Andy begins the story by telling us of a childhood incident when big brother Josh saved him from a cherry bomb errantly tossed into his stroller on July 4, 1956. Their father, so impressed with Josh’s heroics, recreates the scene and films the simulation in 8mm. The home movie is viewed with great reverence by the Wolfson family every July 4th for years to come. Clearly, Joshua’s quick thinking and actions saved Andy’s life.
As the boys grow into young men, Joshua’s calling is first to manifest itself. A gifted musician, he is most at home on stage with a stool and an acoustic guitar. Andy’s vocation comes to him after he interprets his role in a lurid high school activity gone horribly wrong—an accident which results in the facial scarring of a teenage girl—as God’s way of telling him to work with those who are wounded and in pain.
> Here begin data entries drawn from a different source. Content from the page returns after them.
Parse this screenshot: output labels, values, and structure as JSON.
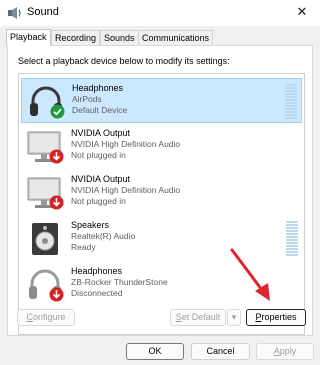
{
  "window": {
    "title": "Sound",
    "close_glyph": "✕"
  },
  "tabs": [
    {
      "label": "Playback",
      "active": true
    },
    {
      "label": "Recording",
      "active": false
    },
    {
      "label": "Sounds",
      "active": false
    },
    {
      "label": "Communications",
      "active": false
    }
  ],
  "instruction": "Select a playback device below to modify its settings:",
  "devices": [
    {
      "name": "Headphones",
      "line2": "AirPods",
      "line3": "Default Device",
      "icon": "headphones-icon",
      "status_badge": "check-badge-icon",
      "selected": true
    },
    {
      "name": "NVIDIA Output",
      "line2": "NVIDIA High Definition Audio",
      "line3": "Not plugged in",
      "icon": "monitor-icon",
      "status_badge": "unplugged-badge-icon",
      "selected": false
    },
    {
      "name": "NVIDIA Output",
      "line2": "NVIDIA High Definition Audio",
      "line3": "Not plugged in",
      "icon": "monitor-icon",
      "status_badge": "unplugged-badge-icon",
      "selected": false
    },
    {
      "name": "Speakers",
      "line2": "Realtek(R) Audio",
      "line3": "Ready",
      "icon": "speaker-icon",
      "status_badge": "",
      "selected": false
    },
    {
      "name": "Headphones",
      "line2": "ZB-Rocker ThunderStone",
      "line3": "Disconnected",
      "icon": "headphones-icon",
      "status_badge": "unplugged-badge-icon",
      "selected": false
    }
  ],
  "buttons": {
    "configure": {
      "first": "C",
      "rest": "onfigure",
      "enabled": false
    },
    "set_default": {
      "first": "S",
      "rest": "et Default",
      "enabled": false
    },
    "set_default_dropdown": {
      "glyph": "▾",
      "enabled": false
    },
    "properties": {
      "first": "P",
      "rest": "roperties",
      "enabled": true
    },
    "ok": {
      "label": "OK",
      "enabled": true
    },
    "cancel": {
      "label": "Cancel",
      "enabled": true
    },
    "apply": {
      "first": "A",
      "rest": "pply",
      "enabled": false
    }
  },
  "colors": {
    "accent_selected": "#cce8ff",
    "annotation_arrow": "#e0242b",
    "check_green": "#1e9a3c",
    "unplugged_red": "#d42323"
  }
}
As Andy is in many ways a product of his Catholic upbringing, replete with a charismatic priest for a mentor, much of his interpretation of life events comes from a belief of what God has planned for him. Oftentimes, Andy’s thinking edges the magical and the mystical; some associations border on the bizarre and the reader begs the question, “Am I watching a young man’s ascent into enlightenment or descent into madness?”
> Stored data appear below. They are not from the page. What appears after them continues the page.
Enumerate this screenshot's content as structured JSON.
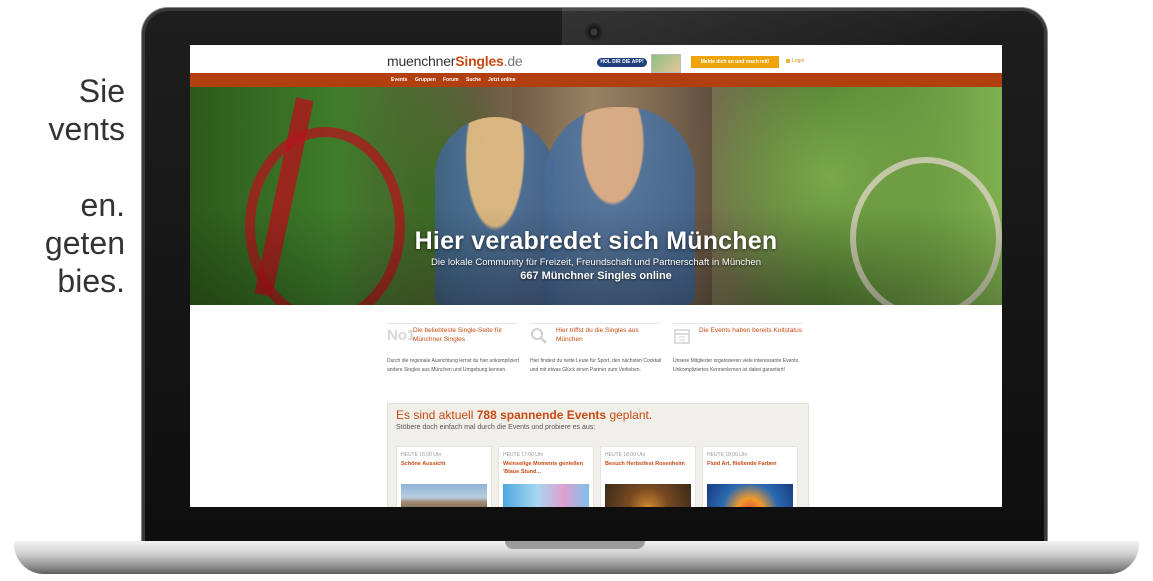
{
  "slide_text": {
    "line1": "Sie",
    "line2": "vents",
    "line3": "",
    "line4": "en.",
    "line5": "geten",
    "line6": "bies."
  },
  "site": {
    "logo": {
      "part1": "muenchner",
      "part2": "Singles",
      "part3": ".de"
    },
    "app_badge": "HOL DIR DIE APP!",
    "register_button": "Melde dich an und mach mit!",
    "login_label": "Login",
    "nav": [
      "Events",
      "Gruppen",
      "Forum",
      "Suche",
      "Jetzt online"
    ]
  },
  "hero": {
    "title": "Hier verabredet sich München",
    "subtitle": "Die lokale Community für Freizeit, Freundschaft und Partnerschaft in München",
    "online_count": "667 Münchner Singles online"
  },
  "features": [
    {
      "icon": "No1",
      "title": "Die beliebteste Single-Seite für Münchner Singles",
      "text": "Durch die regionale Ausrichtung lernst du hier unkompliziert andere Singles aus München und Umgebung kennen."
    },
    {
      "icon": "search-icon",
      "title": "Hier triffst du die Singles aus München",
      "text": "Hier findest du nette Leute für Sport, den nächsten Cocktail und mit etwas Glück einen Partner zum Verlieben."
    },
    {
      "icon": "calendar-icon",
      "title": "Die Events haben bereits Kultstatus",
      "text": "Unsere Mitglieder organisieren viele interessante Events. Unkompliziertes Kennenlernen ist dabei garantiert!"
    }
  ],
  "events": {
    "headline_pre": "Es sind aktuell",
    "headline_count": "788 spannende Events",
    "headline_post": "geplant.",
    "subline": "Stöbere doch einfach mal durch die Events und probiere es aus:",
    "cards": [
      {
        "time": "HEUTE 16:00 Uhr",
        "title": "Schöne Aussicht",
        "image": "munich-skyline"
      },
      {
        "time": "HEUTE 17:00 Uhr",
        "title": "Weinselige Momente genießen 'Blaue Stund...",
        "image": "party-people"
      },
      {
        "time": "HEUTE 18:00 Uhr",
        "title": "Besuch Herbstfest Rosenheim",
        "image": "ferris-wheel"
      },
      {
        "time": "HEUTE 18:00 Uhr",
        "title": "Fluid Art, fließende Farben",
        "image": "fluid-art"
      }
    ]
  },
  "colors": {
    "brand": "#c84a12",
    "nav_bg": "#b23f0f",
    "button": "#f0a40c",
    "app_badge": "#1d3f7a"
  }
}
Andy is a firm believer in staying true to one’s calling, so when Joshua strays—trading his acoustic for an electric guitar and forming a Glam-Rock band—the younger Wolfson grows angry and suspicious. Later, it is revealed that Joshua is indeed playing against type and using massive amounts of cocaine to muster courage for performances. Andy intervenes. Using the last of their parents’ inheritance, Andy buys his brother six weeks in rehab.
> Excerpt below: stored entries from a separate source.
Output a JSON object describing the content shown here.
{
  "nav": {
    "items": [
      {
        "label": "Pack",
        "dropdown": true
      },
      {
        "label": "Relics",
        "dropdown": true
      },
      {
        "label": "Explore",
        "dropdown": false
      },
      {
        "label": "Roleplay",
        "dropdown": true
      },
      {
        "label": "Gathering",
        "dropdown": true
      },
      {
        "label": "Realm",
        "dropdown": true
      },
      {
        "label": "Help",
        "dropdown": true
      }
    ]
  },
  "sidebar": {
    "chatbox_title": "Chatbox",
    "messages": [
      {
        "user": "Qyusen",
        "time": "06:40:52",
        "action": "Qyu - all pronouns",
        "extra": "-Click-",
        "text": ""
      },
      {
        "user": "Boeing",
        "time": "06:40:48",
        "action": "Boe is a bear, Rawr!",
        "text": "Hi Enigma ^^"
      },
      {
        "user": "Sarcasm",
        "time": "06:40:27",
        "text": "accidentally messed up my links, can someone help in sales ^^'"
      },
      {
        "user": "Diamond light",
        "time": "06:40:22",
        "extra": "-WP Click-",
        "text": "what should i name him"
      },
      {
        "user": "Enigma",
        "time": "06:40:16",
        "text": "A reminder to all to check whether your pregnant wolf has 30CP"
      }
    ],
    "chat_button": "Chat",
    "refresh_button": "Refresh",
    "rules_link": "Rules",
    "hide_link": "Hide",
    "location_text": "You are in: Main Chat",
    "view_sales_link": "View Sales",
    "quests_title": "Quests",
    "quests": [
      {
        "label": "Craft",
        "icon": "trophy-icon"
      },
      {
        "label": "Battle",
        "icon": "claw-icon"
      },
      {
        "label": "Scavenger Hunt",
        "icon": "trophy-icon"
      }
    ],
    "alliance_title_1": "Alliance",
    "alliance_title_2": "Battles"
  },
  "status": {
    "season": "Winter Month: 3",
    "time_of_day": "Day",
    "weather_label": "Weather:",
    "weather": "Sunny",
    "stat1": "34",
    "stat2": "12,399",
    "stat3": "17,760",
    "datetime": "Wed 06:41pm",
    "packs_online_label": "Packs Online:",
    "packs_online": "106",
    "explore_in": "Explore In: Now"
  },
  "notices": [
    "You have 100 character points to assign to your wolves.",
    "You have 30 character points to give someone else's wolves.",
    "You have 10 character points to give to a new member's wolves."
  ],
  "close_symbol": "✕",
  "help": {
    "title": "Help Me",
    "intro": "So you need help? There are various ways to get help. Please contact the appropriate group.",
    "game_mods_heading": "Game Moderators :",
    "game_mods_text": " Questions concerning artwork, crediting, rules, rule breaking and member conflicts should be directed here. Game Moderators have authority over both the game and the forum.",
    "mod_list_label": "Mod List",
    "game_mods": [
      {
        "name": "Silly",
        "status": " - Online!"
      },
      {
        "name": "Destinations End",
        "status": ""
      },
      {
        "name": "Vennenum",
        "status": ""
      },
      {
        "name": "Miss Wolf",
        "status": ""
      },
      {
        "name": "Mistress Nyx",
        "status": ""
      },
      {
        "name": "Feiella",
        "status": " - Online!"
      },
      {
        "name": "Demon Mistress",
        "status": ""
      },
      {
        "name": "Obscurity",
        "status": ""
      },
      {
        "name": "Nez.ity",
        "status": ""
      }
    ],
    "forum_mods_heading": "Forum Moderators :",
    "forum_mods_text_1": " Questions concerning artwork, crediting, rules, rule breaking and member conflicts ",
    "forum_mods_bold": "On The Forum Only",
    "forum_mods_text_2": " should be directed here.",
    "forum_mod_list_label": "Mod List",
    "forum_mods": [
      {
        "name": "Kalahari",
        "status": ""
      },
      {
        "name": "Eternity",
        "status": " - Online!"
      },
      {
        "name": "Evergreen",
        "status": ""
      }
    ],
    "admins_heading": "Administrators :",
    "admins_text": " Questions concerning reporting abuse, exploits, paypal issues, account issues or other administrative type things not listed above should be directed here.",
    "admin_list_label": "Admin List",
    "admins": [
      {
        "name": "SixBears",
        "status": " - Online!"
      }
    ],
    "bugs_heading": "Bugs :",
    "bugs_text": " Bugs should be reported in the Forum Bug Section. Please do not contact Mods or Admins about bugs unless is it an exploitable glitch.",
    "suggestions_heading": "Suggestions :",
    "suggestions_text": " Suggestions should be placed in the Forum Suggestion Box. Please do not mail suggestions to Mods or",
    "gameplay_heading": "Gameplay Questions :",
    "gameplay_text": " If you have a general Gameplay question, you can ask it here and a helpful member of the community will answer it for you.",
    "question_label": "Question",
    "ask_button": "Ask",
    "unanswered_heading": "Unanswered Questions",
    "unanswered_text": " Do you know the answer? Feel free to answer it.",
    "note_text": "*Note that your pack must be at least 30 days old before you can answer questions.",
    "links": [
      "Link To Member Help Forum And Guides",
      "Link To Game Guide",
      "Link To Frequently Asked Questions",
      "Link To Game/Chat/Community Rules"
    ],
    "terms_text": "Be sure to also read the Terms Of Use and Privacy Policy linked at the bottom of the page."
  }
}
Joshua’s triumphant return to the stage as a solo artist is ruined by a relapse and a consequential cocaine-induced stroke which leaves his left side paralyzed. Realizing he’ll never play or sing again, never again be whole, he begs Andy to release him from his damaged human host. Andy wonders if—even though his brother is still a young man—Joshua may have fulfilled his destiny. Andy agonizes over his brother’s request for assisted suicide and attempts to seed hope within his brother. But Josh is relentless, and reminds his brother of the cherry bomb incident.
Joshua pleads, “I saved you, now you save me…from a life I don’t want.”
Will Andy acquiesce? Will he assist Josh in his desire to end his life? And if so, will Andy perceive himself as a murderer or one who has committed an act of pure love?